Observing the state of Aeron based applications can be achieved without adding latency by using a dedicated external process.
Aeron captures a large amount of data about the state of Aeron and the Media Driver. This data can be used to observe the state of the Aeron based application, including the number of messages sent and received, the number of errors, the back pressure event count, etc.
Additionally, applications that use Aeron can also add their own custom counters to the cnc.dat
file. These counters can be used to track the state of
the application itself, such as the number of business messages processed, the number of application errors, application liveness, etc. Counters stored within the cnc.dat
file do not need to be directly related to Aeron.

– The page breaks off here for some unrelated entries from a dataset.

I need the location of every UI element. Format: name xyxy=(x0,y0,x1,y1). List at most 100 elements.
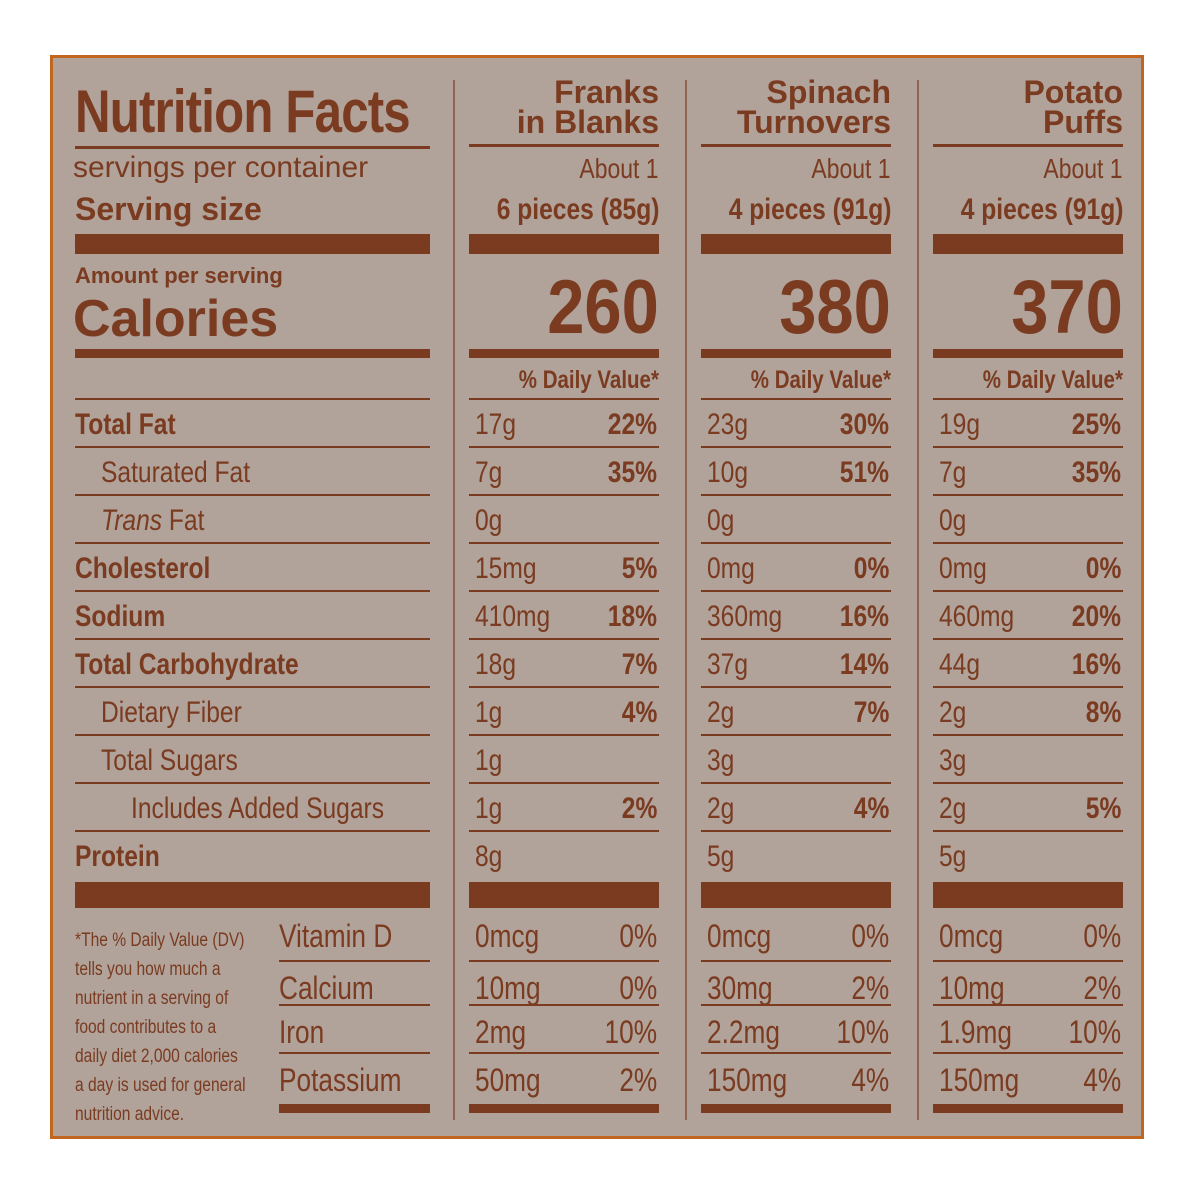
medium-rule xyxy=(701,349,891,358)
nutrient-dv: 25% xyxy=(1071,408,1121,441)
row-rule xyxy=(469,782,659,784)
thick-rule xyxy=(933,882,1123,908)
product-column: Franks in Blanks About 1 6 pieces (85g) 260%… xyxy=(469,58,659,1142)
row-rule xyxy=(701,686,891,688)
row-rule xyxy=(469,734,659,736)
vitamin-amount: 0mcg xyxy=(475,918,540,954)
serving-size-value: 4 pieces (91g) xyxy=(728,193,891,226)
nutrient-label: Saturated Fat xyxy=(101,458,250,488)
row-rule xyxy=(75,398,430,400)
nutrient-dv: 14% xyxy=(839,648,889,681)
thick-rule xyxy=(469,882,659,908)
thick-rule xyxy=(701,234,891,254)
row-rule xyxy=(701,830,891,832)
vitamin-label: Potassium xyxy=(279,1062,402,1098)
row-rule xyxy=(469,542,659,544)
row-rule xyxy=(701,638,891,640)
nutrient-amount: 1g xyxy=(475,696,503,729)
nutrient-name: Cholesterol xyxy=(75,552,211,585)
bottom-rule xyxy=(469,1104,659,1113)
row-rule xyxy=(933,830,1123,832)
row-rule xyxy=(933,1052,1123,1054)
nutrient-amount: 360mg xyxy=(707,600,783,633)
row-rule xyxy=(469,960,659,962)
nutrient-label: Total Fat xyxy=(75,410,176,440)
nutrient-dv: 8% xyxy=(1085,696,1121,729)
footnote-line: tells you how much a xyxy=(75,959,221,980)
column-divider xyxy=(917,80,919,1120)
vitamin-dv: 2% xyxy=(1083,970,1121,1006)
row-rule xyxy=(701,446,891,448)
vitamin-dv: 10% xyxy=(604,1014,657,1050)
nutrient-dv: 16% xyxy=(1071,648,1121,681)
bottom-rule xyxy=(701,1104,891,1113)
vitamin-amount: 150mg xyxy=(939,1062,1020,1098)
product-name-line1: Potato xyxy=(1023,74,1123,110)
row-rule xyxy=(469,590,659,592)
row-rule xyxy=(933,960,1123,962)
row-rule xyxy=(933,782,1123,784)
row-rule xyxy=(701,960,891,962)
row-rule xyxy=(469,1052,659,1054)
vitamin-amount: 0mcg xyxy=(707,918,772,954)
row-rule xyxy=(75,494,430,496)
vitamin-amount: 2.2mg xyxy=(707,1014,780,1050)
nutrient-dv: 35% xyxy=(607,456,657,489)
nutrient-name: Protein xyxy=(75,840,160,873)
row-rule xyxy=(701,782,891,784)
nutrition-facts-panel: Nutrition Facts servings per container S… xyxy=(50,55,1144,1139)
nutrient-amount: 19g xyxy=(939,408,981,441)
column-divider xyxy=(453,80,455,1120)
row-rule xyxy=(469,398,659,400)
nutrient-amount: 7g xyxy=(939,456,967,489)
nutrient-label: Dietary Fiber xyxy=(101,698,242,728)
nutrient-amount: 0mg xyxy=(939,552,987,585)
thick-rule xyxy=(933,234,1123,254)
row-rule xyxy=(75,446,430,448)
row-rule xyxy=(701,494,891,496)
nutrient-name: Trans xyxy=(101,504,163,537)
row-rule xyxy=(933,398,1123,400)
footnote-line: *The % Daily Value (DV) xyxy=(75,930,245,951)
nutrient-dv: 7% xyxy=(853,696,889,729)
row-rule xyxy=(701,398,891,400)
nutrient-dv: 51% xyxy=(839,456,889,489)
nutrient-dv: 16% xyxy=(839,600,889,633)
nutrient-dv: 35% xyxy=(1071,456,1121,489)
footnote-line: a day is used for general xyxy=(75,1075,246,1096)
nutrient-dv: 7% xyxy=(621,648,657,681)
nutrient-amount: 5g xyxy=(939,840,967,873)
nutrient-name: Total Fat xyxy=(75,408,176,441)
nutrient-name: Saturated Fat xyxy=(101,456,251,489)
row-rule xyxy=(75,590,430,592)
row-rule xyxy=(75,734,430,736)
vitamin-label: Vitamin D xyxy=(279,918,393,954)
nutrient-dv: 0% xyxy=(1085,552,1121,585)
nutrient-amount: 460mg xyxy=(939,600,1015,633)
nutrient-name: Total Carbohydrate xyxy=(75,648,299,681)
nutrient-amount: 2g xyxy=(939,792,967,825)
row-rule xyxy=(75,542,430,544)
row-rule xyxy=(933,590,1123,592)
vitamin-dv: 10% xyxy=(836,1014,889,1050)
title-rule xyxy=(75,146,430,149)
nutrient-dv: 18% xyxy=(607,600,657,633)
row-rule xyxy=(75,830,430,832)
label-title: Nutrition Facts xyxy=(75,78,411,145)
amount-per-serving: Amount per serving xyxy=(75,263,283,288)
vitamin-label: Iron xyxy=(279,1014,325,1050)
product-name-line2: in Blanks xyxy=(516,104,659,140)
vitamin-dv: 10% xyxy=(1068,1014,1121,1050)
nutrient-amount: 0g xyxy=(707,504,735,537)
nutrient-label: Total Carbohydrate xyxy=(75,650,299,680)
title-rule xyxy=(701,144,891,147)
row-rule xyxy=(701,590,891,592)
column-divider xyxy=(685,80,687,1120)
servings-label: servings per container xyxy=(73,151,369,184)
row-rule xyxy=(469,494,659,496)
calories-value: 260 xyxy=(547,265,659,350)
product-name-line1: Franks xyxy=(554,74,659,110)
row-rule xyxy=(279,1004,430,1006)
vitamin-dv: 4% xyxy=(1083,1062,1121,1098)
title-rule xyxy=(933,144,1123,147)
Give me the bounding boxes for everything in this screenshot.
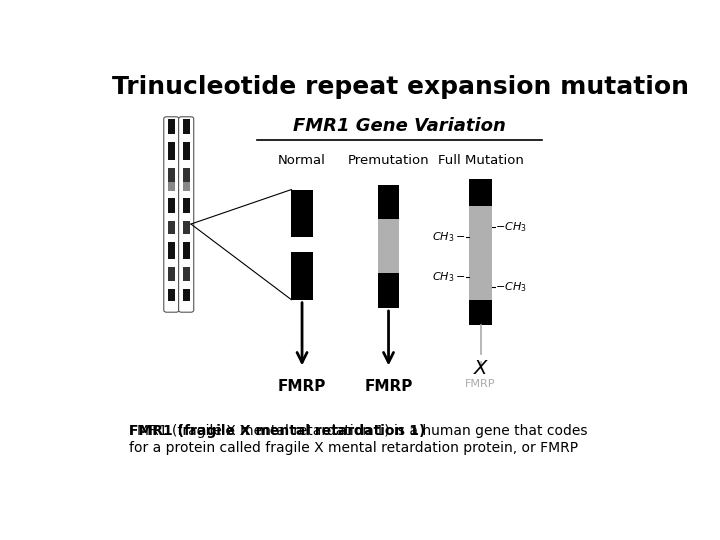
Bar xyxy=(292,252,312,300)
Text: Normal: Normal xyxy=(278,154,326,167)
Bar xyxy=(182,143,190,160)
Bar xyxy=(182,168,190,181)
Bar xyxy=(469,300,492,325)
Bar xyxy=(378,219,399,273)
Text: FMRP: FMRP xyxy=(278,379,326,394)
Bar xyxy=(168,181,175,191)
Bar xyxy=(168,143,175,160)
Text: Premutation: Premutation xyxy=(348,154,429,167)
FancyBboxPatch shape xyxy=(179,117,194,312)
Text: Trinucleotide repeat expansion mutation: Trinucleotide repeat expansion mutation xyxy=(112,75,689,99)
Bar xyxy=(378,185,399,219)
Bar xyxy=(168,267,175,281)
Bar xyxy=(469,179,492,206)
Text: FMR1 (fragile X mental retardation 1) is a human gene that codes
for a protein c: FMR1 (fragile X mental retardation 1) is… xyxy=(129,424,588,455)
Text: FMR1 Gene Variation: FMR1 Gene Variation xyxy=(293,117,506,135)
Bar xyxy=(469,206,492,300)
Text: X: X xyxy=(474,359,487,378)
Text: $CH_3-$: $CH_3-$ xyxy=(433,231,466,244)
Bar xyxy=(168,168,175,181)
Text: $CH_3-$: $CH_3-$ xyxy=(433,270,466,284)
Text: FMRP: FMRP xyxy=(465,379,496,389)
Text: $-CH_3$: $-CH_3$ xyxy=(495,220,527,234)
Bar xyxy=(168,119,175,134)
Bar xyxy=(168,242,175,259)
Text: Full Mutation: Full Mutation xyxy=(438,154,523,167)
Bar xyxy=(168,221,175,234)
Bar xyxy=(182,267,190,281)
Bar xyxy=(168,198,175,213)
Bar xyxy=(182,242,190,259)
Bar xyxy=(182,221,190,234)
Bar xyxy=(168,289,175,301)
Bar xyxy=(292,190,312,238)
Text: $-CH_3$: $-CH_3$ xyxy=(495,280,527,294)
Bar xyxy=(182,119,190,134)
Bar xyxy=(182,181,190,191)
FancyBboxPatch shape xyxy=(163,117,179,312)
Text: FMR1 (fragile X mental retardation 1): FMR1 (fragile X mental retardation 1) xyxy=(129,424,426,438)
Bar xyxy=(182,289,190,301)
Text: FMRP: FMRP xyxy=(364,379,413,394)
Bar xyxy=(182,198,190,213)
Bar xyxy=(378,273,399,308)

Constraints and considerations around using this pattern
For this to work, the application process and the observability process must run on the same
machine (or if you're running Kubernetes, it must be the same pod on the same Kubernetes cluster node).
This is requirement because Aeron uses shared memory to store the data within the cnc.dat
file.
If your server is at or near capacity, you may not have enough CPU cycles left to run the observability process without adding latency to your application.
While reading the data from the cnc.dat
file is relatively cheap, the observability process will need to parse the data and convert it into a format suitable for
the observability system, and provide a REST or other API to access the data.
Counter space is a finite resource. By default, Aeron allocates 8192 slots for counters in the cnc.dat
file.
If your application adds counters, and you do not have enough counter space left, Aeron will not be able to add the new counters.
Additionally, if your application does not correctly resource manage the allocated counter space, you may experience paging and other memory related issues.
Note that Aeron supports both ephemeral and persistent counter space. Ephemeral counters are tied to the lifecycle of the Aeron client that created them.
Once the Aeron client is closed, the counters are released within a few seconds.
Persistent counters are not tied to the lifecycle of a client, and will persist until the cnc.dat
file is deleted.
Reading counter data
The counter data is read from the cnc.dat
file. The Aeron client provides a countersReader
which can be used to read the counter data.
A simple way to read this data is to use the CounterConsumer
interface:
@FunctionalInterface
public interface CounterConsumer
{
/**
* Accept the value for a counter.
*
* @param value of the counter.
* @param counterId of the counter
* @param label for the counter.
*/
void accept(long value, int counterId, String label);
}
This can be used on the observability process to read the counter data from the cnc.dat
file once the Aeron client has been connected to the Media Driver.
...
final Aeron aeron = Aeron.connect(aeronCtx);
// where this::printCounter is an instance method that
// matches the CounterConsumer interface
aeron.countersReader().forEach(this::printCounter);
...
From the printCounter
method, you can then publish the counter data in whatever format is compatible with your observability system.